Programming the Blitter

This refresher article describes how to set up a blit operation by waiting for a previous operation to finish, then loading the custom registers in the correct order.

Waiting for the blitter

You must wait for the blitter, because a previous operation may be run by the operating system or even by a chunk of your own code executed previously.
This is done by reading a bit in DMACONR. To be compatible with Amiga 1000s having the first revision of the Agnus chip, you must read DMACONR once before relying on the value of this bit.
DMACONR is a symbol for a custom chip register address, see the complete list or the shorter blitter register list.
BlitWait:
	tst DMACONR(a6)			;for compatibility
.waitblit:
	btst #6,DMACONR(a6)
	bne.s .waitblit
	rts

Starting the blit

The Blitter has area fill and linedraw modes apart from the mode shown here: bit processing of a rectangular block. It's used to scroll, combine, clear, and mask rectangular areas in chipmemory, for example where your sprite graphics or screen buffer are. (On Amiga, sprites drawn with the blitter are made distinct from its hardware sprites by calling them Blitter OBjects or BOBs for short.)
The Blitter uses up to 3 DMA channels (A, B, and C) to combine bit values from these channels to the fourth (destination, D) channel.

Load order

Load order is important. In general, only one point causes potential trouble, and that is that the first word of data is loaded and shifted immediately upon writing to either the data or channel pointer registers.
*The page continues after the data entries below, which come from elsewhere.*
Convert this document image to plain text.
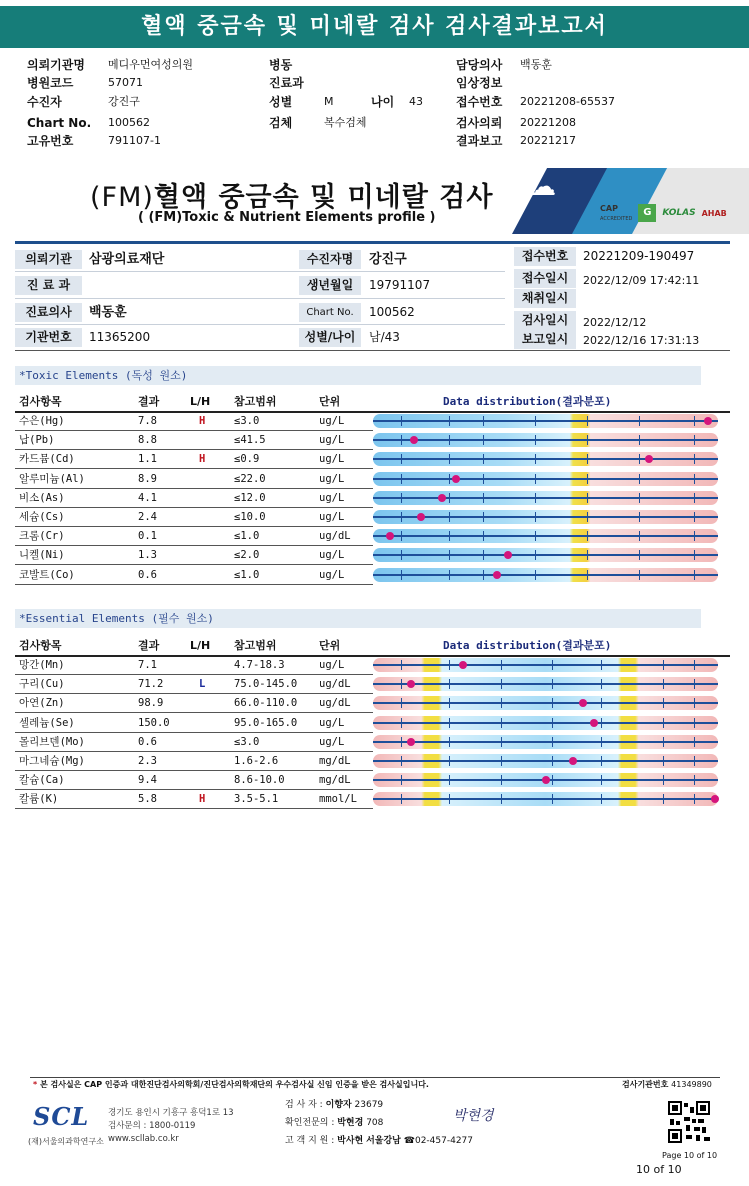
혈액 중금속 및 미네랄 검사 검사결과보고서
의뢰기관명 메디우먼여성의원
병원코드	57071
수진자	강진구
Chart No. 100562
고유번호	791107-1
병동
진료과
성별	M	나이 43
검체	복수검체
담당의사 백동훈
임상정보
접수번호 20221208-65537
검사의뢰 20221208
결과보고 20221217
(FM)혈액 중금속 및 미네랄 검사
( (FM)Toxic & Nutrient Elements profile )
☁
CAP
ACCREDITED
G	KOLAS AHAB
의뢰기관	삼광의료재단
진 료 과
진료의사	백동훈
기관번호	11365200
수진자명	강진구
생년월일	19791107
Chart No.	100562
성별/나이	남/43
접수번호	20221209-190497
접수일시	2022/12/09 17:42:11
채취일시
검사일시	2022/12/12
보고일시	2022/12/16 17:31:13
*Toxic Elements (독성 원소)
검사항목	결과	L/H 참고범위	단위	Data distribution(결과분포)
수은(Hg)	7.8	H	≤3.0	ug/L
납(Pb)	8.8	≤41.5	ug/L
카드뮴(Cd)	1.1	H	≤0.9	ug/L
알루미늄(Al)	8.9	≤22.0	ug/L
비소(As)	4.1	≤12.0	ug/L
세슘(Cs)	2.4	≤10.0	ug/L
크롬(Cr)	0.1	≤1.0	ug/dL
니켈(Ni)	1.3	≤2.0	ug/L
코발트(Co)	0.6	≤1.0	ug/L
*Essential Elements (필수 원소)
검사항목	결과	L/H 참고범위	단위	Data distribution(결과분포)
망간(Mn)	7.1	4.7-18.3	ug/L
구리(Cu)	71.2	L	75.0-145.0 ug/dL
아연(Zn)	98.9	66.0-110.0 ug/dL
셀레늄(Se)	150.0	95.0-165.0 ug/L
몰리브덴(Mo)	0.6	≤3.0	ug/L
마그네슘(Mg)	2.3	1.6-2.6	mg/dL
칼슘(Ca)	9.4	8.6-10.0	mg/dL
칼륨(K)	5.8	H	3.5-5.1	mmol/L
* 본 검사실은 CAP 인증과 대한진단검사의학회/진단검사의학재단의 우수검사실 신임 인증을 받은 검사실입니다.	검사기관번호 41349890
SCL
(재)서울의과학연구소
경기도 용인시 기흥구 흥덕1로 13
검사문의 : 1800-0119
www.scllab.co.kr
검 사 자 : 이향자 23679
확인전문의 : 박현경 708
고 객 지 원 : 박사현 서울강남 ☎02-457-4277
박현경
Page 10 of 10
10 of 10
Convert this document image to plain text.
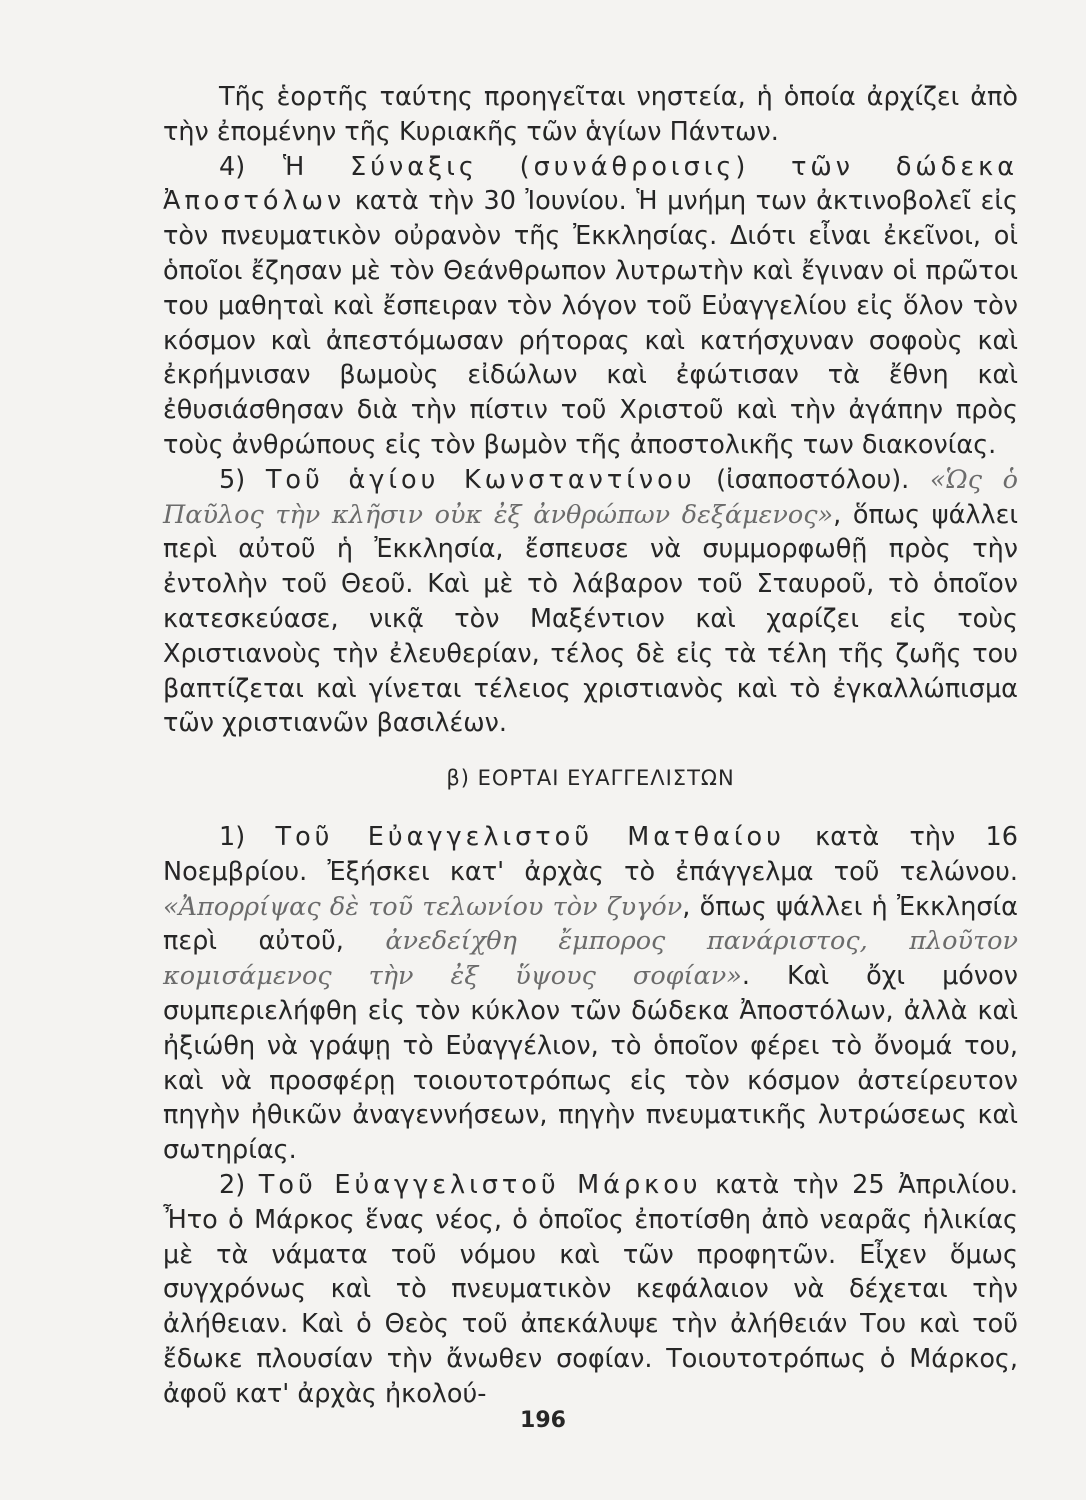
Τῆς ἑορτῆς ταύτης προηγεῖται νηστεία, ἡ ὁποία ἀρχίζει ἀπὸ τὴν ἐπομένην τῆς Κυριακῆς τῶν ἁγίων Πάντων.

4) Ἡ Σύναξις (συνάθροισις) τῶν δώδεκα Ἀποστόλων κατὰ τὴν 30 Ἰουνίου. Ἡ μνήμη των ἀκτινοβολεῖ εἰς τὸν πνευματικὸν οὐρανὸν τῆς Ἐκκλησίας. Διότι εἶναι ἐκεῖνοι, οἱ ὁποῖοι ἔζησαν μὲ τὸν Θεάνθρωπον λυτρωτὴν καὶ ἔγιναν οἱ πρῶτοι του μαθηταὶ καὶ ἔσπειραν τὸν λόγον τοῦ Εὐαγγελίου εἰς ὅλον τὸν κόσμον καὶ ἀπεστόμωσαν ρήτορας καὶ κατήσχυναν σοφοὺς καὶ ἐκρήμνισαν βωμοὺς εἰδώλων καὶ ἐφώτισαν τὰ ἔθνη καὶ ἐθυσιάσθησαν διὰ τὴν πίστιν τοῦ Χριστοῦ καὶ τὴν ἀγάπην πρὸς τοὺς ἀνθρώπους εἰς τὸν βωμὸν τῆς ἀποστολικῆς των διακονίας.

5) Τοῦ ἁγίου Κωνσταντίνου (ἰσαποστόλου). «Ὡς ὁ Παῦλος τὴν κλῆσιν οὐκ ἐξ ἀνθρώπων δεξάμενος», ὅπως ψάλλει περὶ αὐτοῦ ἡ Ἐκκλησία, ἔσπευσε νὰ συμμορφωθῇ πρὸς τὴν ἐντολὴν τοῦ Θεοῦ. Καὶ μὲ τὸ λάβαρον τοῦ Σταυροῦ, τὸ ὁποῖον κατεσκεύασε, νικᾷ τὸν Μαξέντιον καὶ χαρίζει εἰς τοὺς Χριστιανοὺς τὴν ἐλευθερίαν, τέλος δὲ εἰς τὰ τέλη τῆς ζωῆς του βαπτίζεται καὶ γίνεται τέλειος χριστιανὸς καὶ τὸ ἐγκαλλώπισμα τῶν χριστιανῶν βασιλέων.

β) ΕΟΡΤΑΙ ΕΥΑΓΓΕΛΙΣΤΩΝ

1) Τοῦ Εὐαγγελιστοῦ Ματθαίου κατὰ τὴν 16 Νοεμβρίου. Ἐξήσκει κατ' ἀρχὰς τὸ ἐπάγγελμα τοῦ τελώνου. «Ἀπορρίψας δὲ τοῦ τελωνίου τὸν ζυγόν, ὅπως ψάλλει ἡ Ἐκκλησία περὶ αὐτοῦ, ἀνεδείχθη ἔμπορος πανάριστος, πλοῦτον κομισάμενος τὴν ἐξ ὕψους σοφίαν». Καὶ ὄχι μόνον συμπεριελήφθη εἰς τὸν κύκλον τῶν δώδεκα Ἀποστόλων, ἀλλὰ καὶ ἠξιώθη νὰ γράψῃ τὸ Εὐαγγέλιον, τὸ ὁποῖον φέρει τὸ ὄνομά του, καὶ νὰ προσφέρῃ τοιουτοτρόπως εἰς τὸν κόσμον ἀστείρευτον πηγὴν ἠθικῶν ἀναγεννήσεων, πηγὴν πνευματικῆς λυτρώσεως καὶ σωτηρίας.

2) Τοῦ Εὐαγγελιστοῦ Μάρκου κατὰ τὴν 25 Ἀπριλίου. Ἦτο ὁ Μάρκος ἕνας νέος, ὁ ὁποῖος ἐποτίσθη ἀπὸ νεαρᾶς ἡλικίας μὲ τὰ νάματα τοῦ νόμου καὶ τῶν προφητῶν. Εἶχεν ὅμως συγχρόνως καὶ τὸ πνευματικὸν κεφάλαιον νὰ δέχεται τὴν ἀλήθειαν. Καὶ ὁ Θεὸς τοῦ ἀπεκάλυψε τὴν ἀλήθειάν Του καὶ τοῦ ἔδωκε πλουσίαν τὴν ἄνωθεν σοφίαν. Τοιουτοτρόπως ὁ Μάρκος, ἀφοῦ κατ' ἀρχὰς ἠκολού-

196
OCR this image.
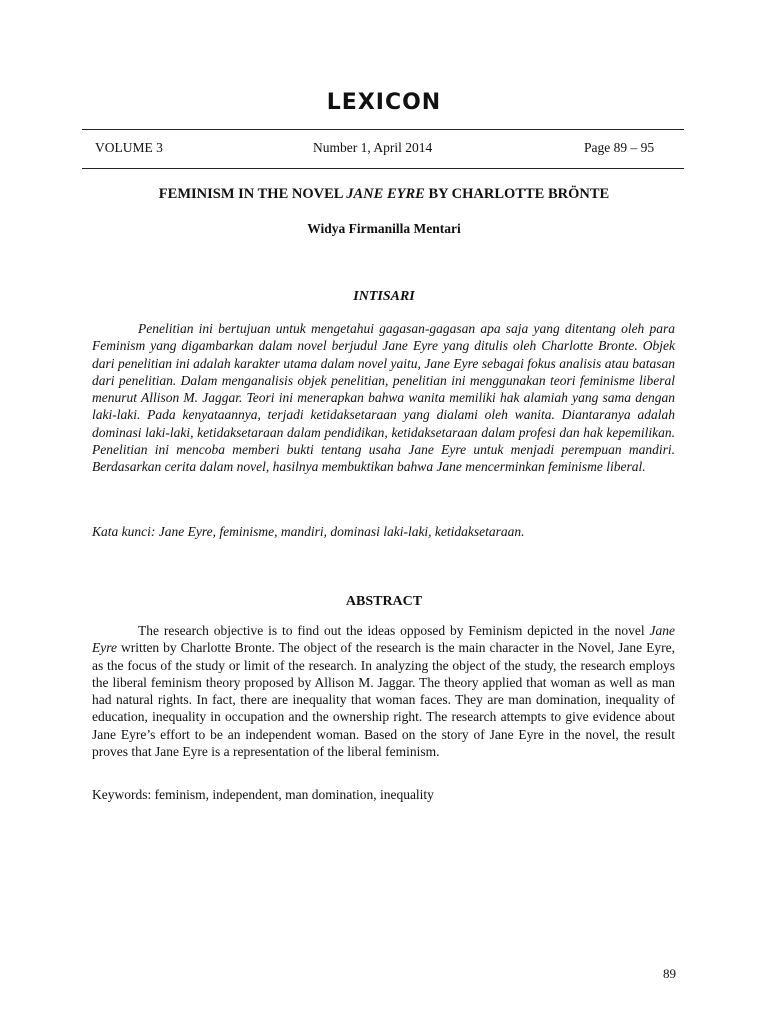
LEXICON
VOLUME 3	Number 1, April 2014	Page 89 – 95
FEMINISM IN THE NOVEL JANE EYRE BY CHARLOTTE BRÖNTE
Widya Firmanilla Mentari
INTISARI

Penelitian ini bertujuan untuk mengetahui gagasan-gagasan apa saja yang ditentang oleh para Feminism yang digambarkan dalam novel berjudul Jane Eyre yang ditulis oleh Charlotte Bronte. Objek dari penelitian ini adalah karakter utama dalam novel yaitu, Jane Eyre sebagai fokus analisis atau batasan dari penelitian. Dalam menganalisis objek penelitian, penelitian ini menggunakan teori feminisme liberal menurut Allison M. Jaggar. Teori ini menerapkan bahwa wanita memiliki hak alamiah yang sama dengan laki-laki. Pada kenyataannya, terjadi ketidaksetaraan yang dialami oleh wanita. Diantaranya adalah dominasi laki-laki, ketidaksetaraan dalam pendidikan, ketidaksetaraan dalam profesi dan hak kepemilikan. Penelitian ini mencoba memberi bukti tentang usaha Jane Eyre untuk menjadi perempuan mandiri. Berdasarkan cerita dalam novel, hasilnya membuktikan bahwa Jane mencerminkan feminisme liberal.

Kata kunci: Jane Eyre, feminisme, mandiri, dominasi laki-laki, ketidaksetaraan.

ABSTRACT

The research objective is to find out the ideas opposed by Feminism depicted in the novel Jane Eyre written by Charlotte Bronte. The object of the research is the main character in the Novel, Jane Eyre, as the focus of the study or limit of the research. In analyzing the object of the study, the research employs the liberal feminism theory proposed by Allison M. Jaggar. The theory applied that woman as well as man had natural rights. In fact, there are inequality that woman faces. They are man domination, inequality of education, inequality in occupation and the ownership right. The research attempts to give evidence about Jane Eyre’s effort to be an independent woman. Based on the story of Jane Eyre in the novel, the result proves that Jane Eyre is a representation of the liberal feminism.

Keywords: feminism, independent, man domination, inequality

89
Therefore, a good convention is 1) (data) 2) BLTCONx 3) mask 4) modulos 5) channel pointers. (Since D is used for writing, its channel pointer can be changed at any time.)
The last register you load (write to) is the BLTSIZE register, because it triggers the blit operation to start immediately (on the next available memory cycle).

Example

blitw	=Spritewidth/16			;sprite width in words
blith	=Spriteheight			;sprite height in lines

	lea $dff000,a6
	bsr BlitWait
	move.l #$09f00000,BLTCON0(a6)	;A->D copy, no shifts, ascending mode
	move.l #$ffffffff,BLTAFWM(a6)	;no masking of first/last word
	move.w #0,BLTAMOD(a6)		;A modulo=bytes to skip between lines
	move.w #Screenwidth/8-blitw*2,BLTDMOD(a6)	;D modulo
	move.l #Sprite,BLTAPTH(a6)	;source graphic top left corner
	move.l #Screen+byteoffset,BLTDPTH(a6)	;destination top left corner
	move.w #blith*64+blitw,BLTSIZE(a6)	;rectangle size, starts blit

Now, this is not a bob or sprite as we know it, but a simple variant. It just copies a rectangular blitter window from a graphic to the screen. To correct preserve the background, you must use it as a source channel, and you must use another channel as mask to know which pixels to preserve. Typically, this uses a $fca operation. OR blits can use a $dfc operation and a clear uses a $100 operation (replace the $9f0 operation and set channel registers appriopriately).

Further notes

The Blitter runs on DMA, but shares cycles with the CPU, so that a heavy blitter operation will block chipmem accesses for the CPU and make the code run slower. You can make the blit finish faster (when the operation is such that not all CPU cycle slots are already taken) by setting the BLTPRI bit in DMACON. Conversely, you can force every fourth cycle to be available for the CPU so that they can work concurrently by clearing this bit.
If the CPU is used to load the blitter registers and that code is running in chipmem, and the BLTPRI bit is set, and the blitter operation is such that it takes every available cycle, you don't have to wait for the blitter because the CPU will not execute any instructions until the blit has finished.